Procedures and Definitions
Maternal demographic, clinical, laboratory, obstetrical, and neonatal data were recorded in standardized forms. Prenatal routine maternal testing was done for toxoplasmosis, hepatitis B and C, human immunodeficiency virus (HIV), and syphilis. Gestational age was determined in completed weeks by obstetrical estimation18. Spontaneous abortions and stillbirths were defined as embryo or fetal losses that occurred before and after 20 completed weeks of pregnancy, respectively.
Newborn data were extracted from medical records. Birth weight and head circumference measured before hospital discharge were classified according to the INTERGROWTH-21stcriterion19 as recommended by the PAHO. Microcephaly was defined as a head circumference (HC)>2z scores below the appropriate mean for a given age, sex, and gestational age, and severe microcephaly was defined as an HC>3z scores below these standards19,20. All infants were initially classified according to the presence of microcephaly, neonatal neurologic dysfunctions, and other birth defects coded as major or minor21.
Combined neonatal abnormalities detected in fetuses/infants were defined as potentially related to congenital ZIKV infection both according to Honein et al.6 and Pomar et al.1criteria as mild/moderate or severe complications compatible with CZS. Typical CZS phenotype was defined as those classified by the former authors as “brain abnormalities with or without microcephaly” and by the latter as those presenting “severe complications compatible with CZS or fetal loss”. We did not to exclude the first-trimester spontaneous abortions from the adverse outcomes but excluded the fetuses/newborns with other known causes for the CNS anomalies from the typical CZS phenotype definition. Both decisions were taken to allow a better understanding of the complete investigation of cases.

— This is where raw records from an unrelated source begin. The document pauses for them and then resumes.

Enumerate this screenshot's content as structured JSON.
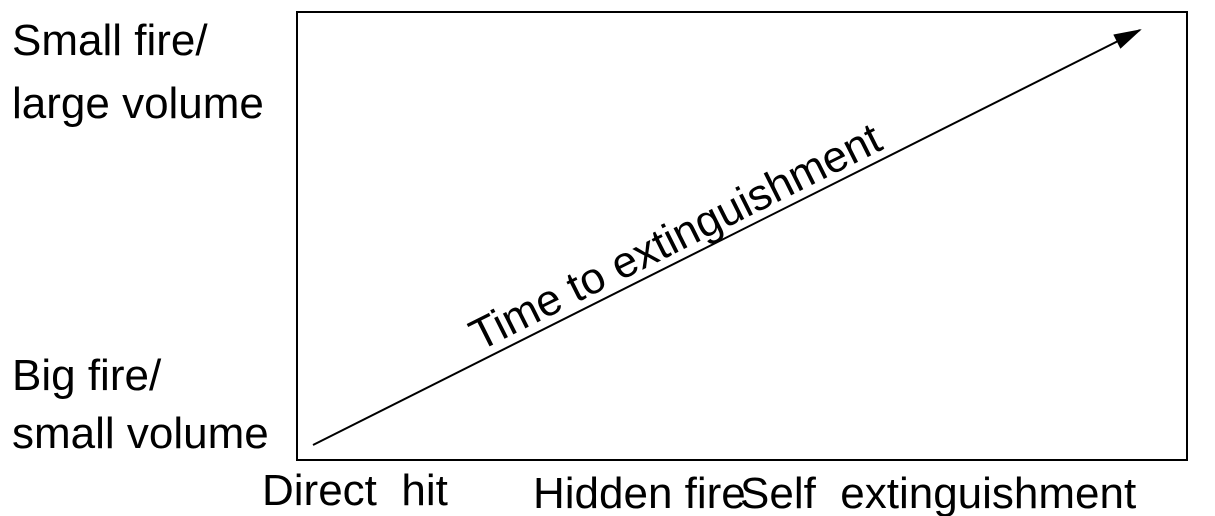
{
  "left_labels": {
    "top": [
      "Small fire/",
      "large volume"
    ],
    "bottom": [
      "Big fire/",
      "small volume"
    ]
  },
  "bottom_labels": [
    "Direct  hit",
    "Hidden fire",
    "Self  extinguishment"
  ],
  "arrow_label": "Time to extinguishment"
}
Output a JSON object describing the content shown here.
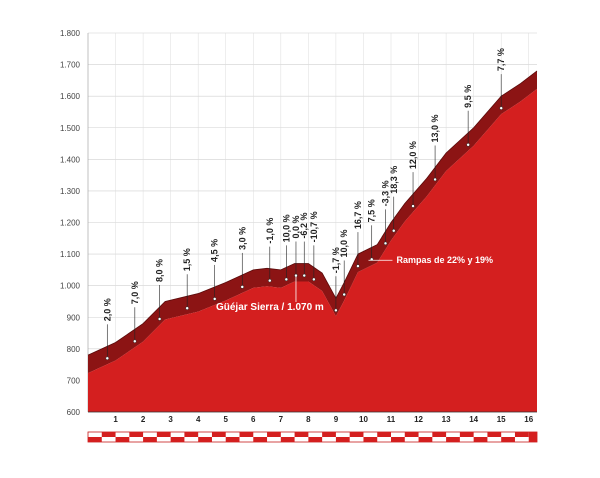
{
  "chart_data": {
    "type": "area",
    "title": "",
    "xlabel": "",
    "ylabel": "",
    "xlim": [
      0,
      16.3
    ],
    "ylim": [
      600,
      1800
    ],
    "y_ticks": [
      "600",
      "700",
      "800",
      "900",
      "1.000",
      "1.100",
      "1.200",
      "1.300",
      "1.400",
      "1.500",
      "1.600",
      "1.700",
      "1.800"
    ],
    "x_ticks": [
      "1",
      "2",
      "3",
      "4",
      "5",
      "6",
      "7",
      "8",
      "9",
      "10",
      "11",
      "12",
      "13",
      "14",
      "15",
      "16"
    ],
    "grid": true,
    "fill_color": "#d41f1f",
    "band_color": "#8c1414",
    "profile": {
      "x": [
        0,
        1,
        2,
        2.8,
        4,
        5,
        6,
        6.5,
        7,
        7.5,
        8,
        8.5,
        9,
        9.3,
        9.8,
        10.5,
        11,
        11.5,
        12.3,
        13,
        14,
        15,
        15.7,
        16.3
      ],
      "y": [
        780,
        820,
        880,
        950,
        975,
        1010,
        1050,
        1055,
        1050,
        1070,
        1070,
        1040,
        960,
        1010,
        1100,
        1130,
        1200,
        1260,
        1340,
        1420,
        1500,
        1600,
        1640,
        1680
      ]
    },
    "gradients": [
      {
        "label": "2,0 %",
        "x": 0.7
      },
      {
        "label": "7,0 %",
        "x": 1.7
      },
      {
        "label": "8,0 %",
        "x": 2.6
      },
      {
        "label": "1,5 %",
        "x": 3.6
      },
      {
        "label": "4,5 %",
        "x": 4.6
      },
      {
        "label": "3,0 %",
        "x": 5.6
      },
      {
        "label": "-1,0 %",
        "x": 6.6
      },
      {
        "label": "10,0 %",
        "x": 7.2
      },
      {
        "label": "0,0 %",
        "x": 7.55
      },
      {
        "label": "-6,2 %",
        "x": 7.85
      },
      {
        "label": "-10,7 %",
        "x": 8.2
      },
      {
        "label": "-1,7 %",
        "x": 9.0
      },
      {
        "label": "10,0 %",
        "x": 9.3
      },
      {
        "label": "16,7 %",
        "x": 9.8
      },
      {
        "label": "7,5 %",
        "x": 10.3
      },
      {
        "label": "-3,3 %",
        "x": 10.8
      },
      {
        "label": "18,3 %",
        "x": 11.1
      },
      {
        "label": "12,0 %",
        "x": 11.8
      },
      {
        "label": "13,0 %",
        "x": 12.6
      },
      {
        "label": "9,5 %",
        "x": 13.8
      },
      {
        "label": "7,7 %",
        "x": 15.0
      }
    ],
    "annotations": [
      {
        "text": "Güéjar Sierra / 1.070 m",
        "x": 7.55,
        "y": 1070
      },
      {
        "text": "Rampas de 22% y 19%",
        "x": 10.4,
        "y": 1090
      }
    ]
  }
}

Additional assessments were planned for all infants with microcephaly and other major neurologic findings and those who were born or referred within 3 months of life as follows: Hammersmith Neonatal Neurological Examination (HNNE)22; pediatric evaluations at 3-6 weeks and 3+ 1 months focusing on clinical and neurological findings and the developmental milestones; Bayley-III scale of infant and toddler development screening test23 performed by a certified examiner; hearing screening using both Transient Otoacoustic Emissions (TOAE) and automated auditory brainstem evoked responses (AABR-35dBHL); cranial ultrasonography and/or other neuroimaging studies performed by an experienced physician and reviewed by two board-certified radiologists; complete eye examination including indirect ophthalmoscopy by ophthalmologist.
The HNNE optimality compound score is calculated for each of six categories (tone, tone patterns, reflexes, movements, deviant signs, behavior) of a neurological evaluation containing 34 items. Scores between 30.5 and 34 are found in more than 95% of low risk term infants22. For the purpose of this analysis, an optimality score <30.5 at birth were considered suboptimal. For infants with no HNNE complete evaluation, a short neurological exam proforma of this test with 13 categories was applied24and the presence of any abnormal sign was considered suboptimal. Regarding the Bayley screening test, infants were tested according to the application guidelines in five domains: cognitive, communication (receptive and expressive), and motor (fine and gross). Scores were classified as competent or emerging/at risk in each domain23. An infant with at least two of the neurologic/neurodevelopmental evaluations categorized as suboptimal, abnormal, emerging or at risk was classified with a possibleneurologic abnormality.